Charlie Hebdo's cartoons sit ill with me, but the AP's decision to delete photos that displaythem sits even worse. When The Washington Examiner's Tim Carney observed that the AP's actions were contradicted by the organization's continued sale of an image of Andres Serrano's (in)famous "Piss Christ" sculpture, they responded by pulling the "Piss Christ" image, which is a further step into the illiberal darkness.

(Of course, no one was ever killed for showing an image of "Piss Christ.")
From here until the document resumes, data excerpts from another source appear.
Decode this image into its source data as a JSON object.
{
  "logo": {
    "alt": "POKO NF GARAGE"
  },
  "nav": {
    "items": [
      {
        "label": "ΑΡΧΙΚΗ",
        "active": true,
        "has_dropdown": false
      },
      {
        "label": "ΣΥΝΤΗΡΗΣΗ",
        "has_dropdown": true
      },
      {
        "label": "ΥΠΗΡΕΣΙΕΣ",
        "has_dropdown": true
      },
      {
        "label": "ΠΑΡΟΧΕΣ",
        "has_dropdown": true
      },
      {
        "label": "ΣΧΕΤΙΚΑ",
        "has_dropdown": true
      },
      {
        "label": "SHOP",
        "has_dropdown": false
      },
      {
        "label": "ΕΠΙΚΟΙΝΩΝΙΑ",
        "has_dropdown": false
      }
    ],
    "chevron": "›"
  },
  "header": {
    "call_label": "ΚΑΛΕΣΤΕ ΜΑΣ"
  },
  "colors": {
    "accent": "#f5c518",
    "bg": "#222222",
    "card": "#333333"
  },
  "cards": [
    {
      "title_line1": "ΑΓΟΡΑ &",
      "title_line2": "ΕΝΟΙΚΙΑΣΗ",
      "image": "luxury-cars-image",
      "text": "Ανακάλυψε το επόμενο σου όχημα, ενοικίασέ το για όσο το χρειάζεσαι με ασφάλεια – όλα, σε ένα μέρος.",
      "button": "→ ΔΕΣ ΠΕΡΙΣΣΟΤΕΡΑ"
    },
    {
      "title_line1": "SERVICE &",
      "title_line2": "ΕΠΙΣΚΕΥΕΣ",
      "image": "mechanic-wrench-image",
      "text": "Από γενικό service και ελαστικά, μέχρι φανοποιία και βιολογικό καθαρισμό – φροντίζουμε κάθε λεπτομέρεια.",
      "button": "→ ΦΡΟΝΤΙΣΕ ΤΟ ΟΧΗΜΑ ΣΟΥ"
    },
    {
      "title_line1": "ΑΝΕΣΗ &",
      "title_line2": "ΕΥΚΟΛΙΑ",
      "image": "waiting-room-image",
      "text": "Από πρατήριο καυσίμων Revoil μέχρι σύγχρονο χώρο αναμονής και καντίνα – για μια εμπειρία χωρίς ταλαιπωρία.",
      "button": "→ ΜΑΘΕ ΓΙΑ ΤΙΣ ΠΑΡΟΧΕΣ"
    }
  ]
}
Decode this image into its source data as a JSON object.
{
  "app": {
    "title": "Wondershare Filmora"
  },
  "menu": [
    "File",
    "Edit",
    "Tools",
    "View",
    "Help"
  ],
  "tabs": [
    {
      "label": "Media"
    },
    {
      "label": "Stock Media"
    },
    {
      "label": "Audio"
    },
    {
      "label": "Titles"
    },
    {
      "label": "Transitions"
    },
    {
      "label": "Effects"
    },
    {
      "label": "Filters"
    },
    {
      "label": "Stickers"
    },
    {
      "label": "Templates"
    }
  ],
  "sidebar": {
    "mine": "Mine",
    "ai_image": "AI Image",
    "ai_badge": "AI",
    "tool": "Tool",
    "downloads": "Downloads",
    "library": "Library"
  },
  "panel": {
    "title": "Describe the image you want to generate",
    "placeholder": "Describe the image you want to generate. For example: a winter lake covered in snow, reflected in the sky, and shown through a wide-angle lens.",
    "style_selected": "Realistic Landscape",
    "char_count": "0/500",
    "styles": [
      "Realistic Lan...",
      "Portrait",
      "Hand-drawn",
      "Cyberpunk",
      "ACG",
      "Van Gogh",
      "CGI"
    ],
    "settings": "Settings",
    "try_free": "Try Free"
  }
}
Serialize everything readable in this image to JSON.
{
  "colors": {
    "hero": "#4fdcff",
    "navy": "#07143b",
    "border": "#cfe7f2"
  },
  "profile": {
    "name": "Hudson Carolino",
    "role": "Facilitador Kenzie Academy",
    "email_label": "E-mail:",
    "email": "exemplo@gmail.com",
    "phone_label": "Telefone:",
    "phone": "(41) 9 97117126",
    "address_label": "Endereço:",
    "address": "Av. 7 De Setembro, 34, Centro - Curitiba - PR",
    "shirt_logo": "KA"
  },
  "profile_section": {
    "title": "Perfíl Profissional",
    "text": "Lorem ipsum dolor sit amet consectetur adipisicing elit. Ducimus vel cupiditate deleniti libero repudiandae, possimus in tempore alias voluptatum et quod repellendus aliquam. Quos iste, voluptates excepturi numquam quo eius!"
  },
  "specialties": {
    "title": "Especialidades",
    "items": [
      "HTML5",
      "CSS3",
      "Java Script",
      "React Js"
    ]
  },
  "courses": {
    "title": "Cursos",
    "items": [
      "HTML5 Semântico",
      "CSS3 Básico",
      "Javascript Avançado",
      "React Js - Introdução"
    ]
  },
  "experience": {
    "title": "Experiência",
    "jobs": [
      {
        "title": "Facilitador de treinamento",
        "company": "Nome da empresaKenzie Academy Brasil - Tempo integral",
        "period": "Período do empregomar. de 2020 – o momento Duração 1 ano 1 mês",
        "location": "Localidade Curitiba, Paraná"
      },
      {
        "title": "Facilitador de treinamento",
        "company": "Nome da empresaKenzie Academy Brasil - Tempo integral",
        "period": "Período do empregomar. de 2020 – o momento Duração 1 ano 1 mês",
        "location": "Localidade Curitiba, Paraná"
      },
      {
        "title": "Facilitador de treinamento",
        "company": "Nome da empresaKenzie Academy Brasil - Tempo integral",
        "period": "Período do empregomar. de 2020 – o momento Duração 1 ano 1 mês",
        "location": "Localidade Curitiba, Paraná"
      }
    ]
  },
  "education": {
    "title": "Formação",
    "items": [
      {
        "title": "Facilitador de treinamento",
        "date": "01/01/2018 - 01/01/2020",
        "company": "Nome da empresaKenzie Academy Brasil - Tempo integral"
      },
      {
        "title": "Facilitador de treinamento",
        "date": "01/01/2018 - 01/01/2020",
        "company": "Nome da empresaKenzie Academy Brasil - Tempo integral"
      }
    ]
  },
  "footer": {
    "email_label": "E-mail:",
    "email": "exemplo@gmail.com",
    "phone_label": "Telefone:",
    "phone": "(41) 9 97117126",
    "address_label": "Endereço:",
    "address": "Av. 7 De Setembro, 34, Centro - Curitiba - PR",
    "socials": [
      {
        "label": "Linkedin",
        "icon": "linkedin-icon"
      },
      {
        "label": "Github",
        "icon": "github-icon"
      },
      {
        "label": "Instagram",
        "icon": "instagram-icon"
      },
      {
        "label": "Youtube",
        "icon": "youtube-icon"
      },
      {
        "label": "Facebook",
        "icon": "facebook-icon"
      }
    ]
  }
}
This is not a new point. It was made in a 2006 Chritsopher Hitchens column (reposted this week by Slate and cited by Douthat):

When Salman Rushdie published The Satanic Verses in 1988, he did so in the hope of forwarding a discussion that was already opening in the Muslim world, between extreme Quranic literalists and those who hoped that the text could be interpreted. We know what his own reward was, and we sometimes forget that the fatwa was directed not just against him but against "all those involved in its publication," which led to the murder of the book's Japanese translator and the near-deaths of another translator and one publisher. I went on Crossfire at one point, to debate some spokesman for outraged faith, and said that we on our side would happily debate the propriety of using holy writ for literary and artistic purposes. But that we would not exchange a word until the person on the other side of the podium had put away his gun. (emphasis added by Douthat)

Douthat concludes:

Must all deliberate offense-giving, in any context, be celebrated, honored, praised? I think not. But in the presence of the gun—or, as in the darker chapters of my own faith's history, the rack or the stake—both liberalism and liberty require that it be welcomed and defended.